A universal Clebsch-Gordan filtration for $\operatorname{GL}_{2,A}$ (2308.12730v8)

Abstract: The aim of the paper is to study the group schemes $G:=\operatorname{SL}{2, A}, \operatorname{GL}{2,A}$ and universal Clebsch-Gordan filtrations. Here $A$ is a field or any commutative ring. If $V:=A{e_1,e_2}$ is the free rank $2$ module on $A$ and if we give $V$ the "standard" structure as comodule on $G$, we may form the symmetric powers $\operatorname{Sym}^n(V)$ for $n \geq 1$ an integer. If $A$ is a field of characteristic zero, there is a direct sum decomposition of the tensor product $\operatorname{Sym}^n(V) \otimes \operatorname{Sym}^m(V)$ into irreducible $G$-comodules and the main aim of the paper is to investigate if similar results hold over the ring of integers or a more general commutative ring such as a Dedekind domain.
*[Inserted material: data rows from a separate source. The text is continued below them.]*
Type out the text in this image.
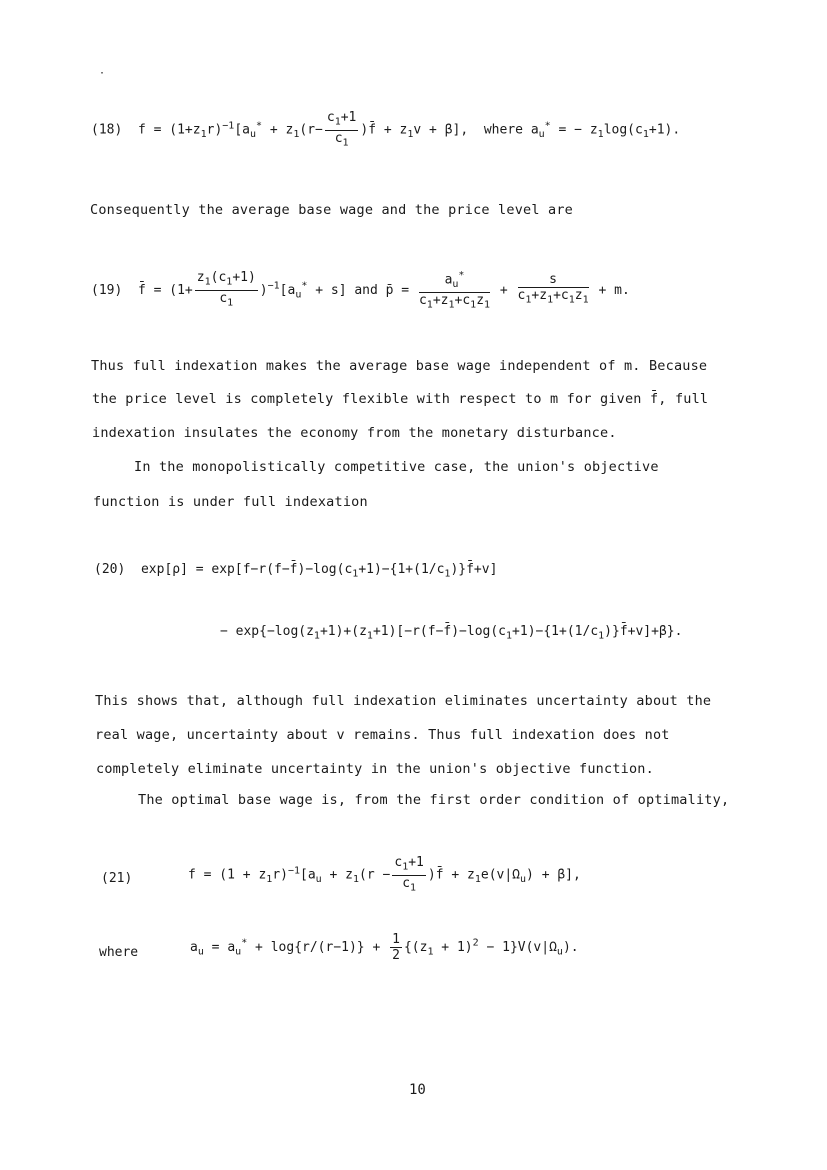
·
(18) $f = (1+z_1r)^{-1}[a_u^* + z_1(r- \frac{c_1+1}{c_1}$ )f̄ + $z_1v + \beta$], where $a_u^*$ = − $z_1\log(c_1+1)$.
Consequently the average base wage and the price level are
(19) f̄ = $(1+ \frac{z_1(c_1+1)}{c_1} )^{-1}[a_u^* + s]$ and p̄ = $\frac{a_u^*}{c_1+z_1+c_1z_1} + \frac{s}{c_1+z_1+c_1z_1} + m$.
Thus full indexation makes the average base wage independent of m. Because
the price level is completely flexible with respect to m for given f̄, full
indexation insulates the economy from the monetary disturbance.
In the monopolistically competitive case, the union's objective
function is under full indexation
(20) $\exp[\rho] = \exp[f-r(f-f̄)-\log(c_1+1)-\{1+(1/c_1)\}f̄+v]$
− $\exp\{-\log(z_1+1)+(z_1+1)[-r(f-f̄)-\log(c_1+1)-\{1+(1/c_1)\}f̄+v]+\beta\}$.
This shows that, although full indexation eliminates uncertainty about the
real wage, uncertainty about v remains. Thus full indexation does not
completely eliminate uncertainty in the union's objective function.
The optimal base wage is, from the first order condition of optimality,
(21)	$f = (1 + z_1r)^{-1}[a_u + z_1(r - \frac{c_1+1}{c_1}$ )f̄ + $z_1e(v|\Omega_u) + \beta$],
where	$a_u = a_u^* + \log\{r/(r-1)\} + \frac{1}{2} \{(z_1 + 1)^2 - 1\}V(v|\Omega_u)$.
10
For $A:=\mathbb{Z}$ we will find that there is for any pair of integers $1 \leq n \leq m$ a finite filtration $F_i \subseteq \operatorname{Sym}^n(V) \otimes \operatorname{Sym}^m(V)$ with $F_i/F_{i+1} \cong \operatorname{Sym}^{n+m-2i}(V)$ for $i=0,..,n$. This implies there is a version of the Clebsch-Gordan formula valid in the Grothendieck group of coherent comodules on $G$. I also prove a similar result for $\operatorname{GL}_{2,A}$. I moreover prove that the group scheme $G$ is not "completely reducible" in the sense that there are surjections $\phi: V \rightarrow W$ of finite rank comodules on $G$ that do not split. I also discuss the notion "good filtration" for torsion free comodules and give an explicit construction of an infinte set of non trival comodules with a good filtration. I give a functorial definition of the dual comodule of any comodule $(V, \Delta)$, where $V$ is a free and finite rank $A$-module. This construction has the property that the double dual $V^{**}$ is canonically isomorphic to $V$ as comodule. I calculate some explicit examples.